La concurrence exacerbée dans le cercle médiatique a créé son lot d’effets pervers au fil des ans. D’abord dans la manière de produire l’information (toujours plus rapidement et en combinant toutes les plate-formes), mais aussi en termes de coûts.

Les entreprises ont vu fondre leurs marges bénéficiaires avec le départ de certains annonceurs, des diminutions d’abonnements et des pertes de clients. Les gestionnaires  cherchent à refiler en partie la facture aux travailleurs de l’information en sabrant dans les conditions de travail lors du renouvellement des conventions collectives.

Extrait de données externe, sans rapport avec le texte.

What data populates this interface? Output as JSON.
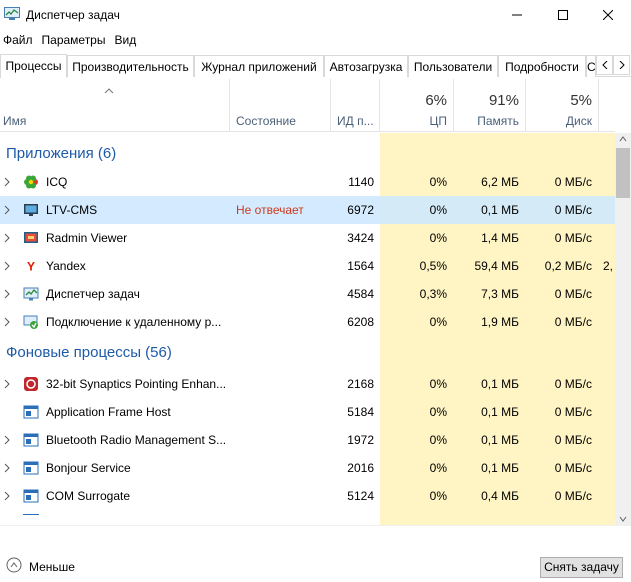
{
  "window": {
    "title": "Диспетчер задач"
  },
  "menu": [
    "Файл",
    "Параметры",
    "Вид"
  ],
  "tabs": [
    "Процессы",
    "Производительность",
    "Журнал приложений",
    "Автозагрузка",
    "Пользователи",
    "Подробности",
    "С"
  ],
  "columns": {
    "name": "Имя",
    "status": "Состояние",
    "pid": "ИД п...",
    "cpu": {
      "pct": "6%",
      "label": "ЦП"
    },
    "mem": {
      "pct": "91%",
      "label": "Память"
    },
    "disk": {
      "pct": "5%",
      "label": "Диск"
    }
  },
  "groups": {
    "apps": "Приложения (6)",
    "background": "Фоновые процессы (56)"
  },
  "apps": [
    {
      "name": "ICQ",
      "status": "",
      "pid": "1140",
      "cpu": "0%",
      "mem": "6,2 МБ",
      "disk": "0 МБ/с",
      "net": "",
      "icon": "icq-flower-icon"
    },
    {
      "name": "LTV-CMS",
      "status": "Не отвечает",
      "pid": "6972",
      "cpu": "0%",
      "mem": "0,1 МБ",
      "disk": "0 МБ/с",
      "net": "",
      "icon": "ltv-cms-icon"
    },
    {
      "name": "Radmin Viewer",
      "status": "",
      "pid": "3424",
      "cpu": "0%",
      "mem": "1,4 МБ",
      "disk": "0 МБ/с",
      "net": "",
      "icon": "radmin-icon"
    },
    {
      "name": "Yandex",
      "status": "",
      "pid": "1564",
      "cpu": "0,5%",
      "mem": "59,4 МБ",
      "disk": "0,2 МБ/с",
      "net": "2,",
      "icon": "yandex-icon"
    },
    {
      "name": "Диспетчер задач",
      "status": "",
      "pid": "4584",
      "cpu": "0,3%",
      "mem": "7,3 МБ",
      "disk": "0 МБ/с",
      "net": "",
      "icon": "task-manager-icon"
    },
    {
      "name": "Подключение к удаленному р...",
      "status": "",
      "pid": "6208",
      "cpu": "0%",
      "mem": "1,9 МБ",
      "disk": "0 МБ/с",
      "net": "",
      "icon": "remote-desktop-icon"
    }
  ],
  "background": [
    {
      "name": "32-bit Synaptics Pointing Enhan...",
      "pid": "2168",
      "cpu": "0%",
      "mem": "0,1 МБ",
      "disk": "0 МБ/с",
      "icon": "synaptics-icon"
    },
    {
      "name": "Application Frame Host",
      "pid": "5184",
      "cpu": "0%",
      "mem": "0,1 МБ",
      "disk": "0 МБ/с",
      "icon": "app-window-icon"
    },
    {
      "name": "Bluetooth Radio Management S...",
      "pid": "1972",
      "cpu": "0%",
      "mem": "0,1 МБ",
      "disk": "0 МБ/с",
      "icon": "app-window-icon"
    },
    {
      "name": "Bonjour Service",
      "pid": "2016",
      "cpu": "0%",
      "mem": "0,1 МБ",
      "disk": "0 МБ/с",
      "icon": "app-window-icon"
    },
    {
      "name": "COM Surrogate",
      "pid": "5124",
      "cpu": "0%",
      "mem": "0,4 МБ",
      "disk": "0 МБ/с",
      "icon": "app-window-icon"
    }
  ],
  "footer": {
    "less": "Меньше",
    "end_task": "Снять задачу"
  },
  "colors": {
    "cpu_bg": "#fff4c4",
    "mem_bg": "#ffe8a6",
    "disk_bg": "#fff4c4",
    "selected": "#cce8ff",
    "group": "#1e5aa8",
    "not_responding": "#cc3a1c"
  }
}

On le voit avec les récentes demandes dans les négociations de La Presse Canadienne, on l’a vu aussi précédemment chez Gesca, mais aussi chez Quebecor et ailleurs.

Pertes d’emplois, recul de certains avantages sociaux (vacances, assurances, fonds de pension), augmentation du nombre d’heures travaillées, diminution des conditions de travail pour les surnuméraires et j’en passe.

Des sentiments de précarité et de vulnérabilité ont suivi et consciemment ou non, l’objectif n’est plus tant de faire son travail, que tout faire pour éviter de le perdre.

La concurrence n’est donc plus que le lot des patrons, mais aussi des journalistes eux-mêmes, qui vont parfois jusqu’à défendre aveuglément leur bannière, quitte à tirer à boulets rouges sur les entreprises concurrentes. On en oublie presque la raison d’être de nos médias : le droit du public à l’information.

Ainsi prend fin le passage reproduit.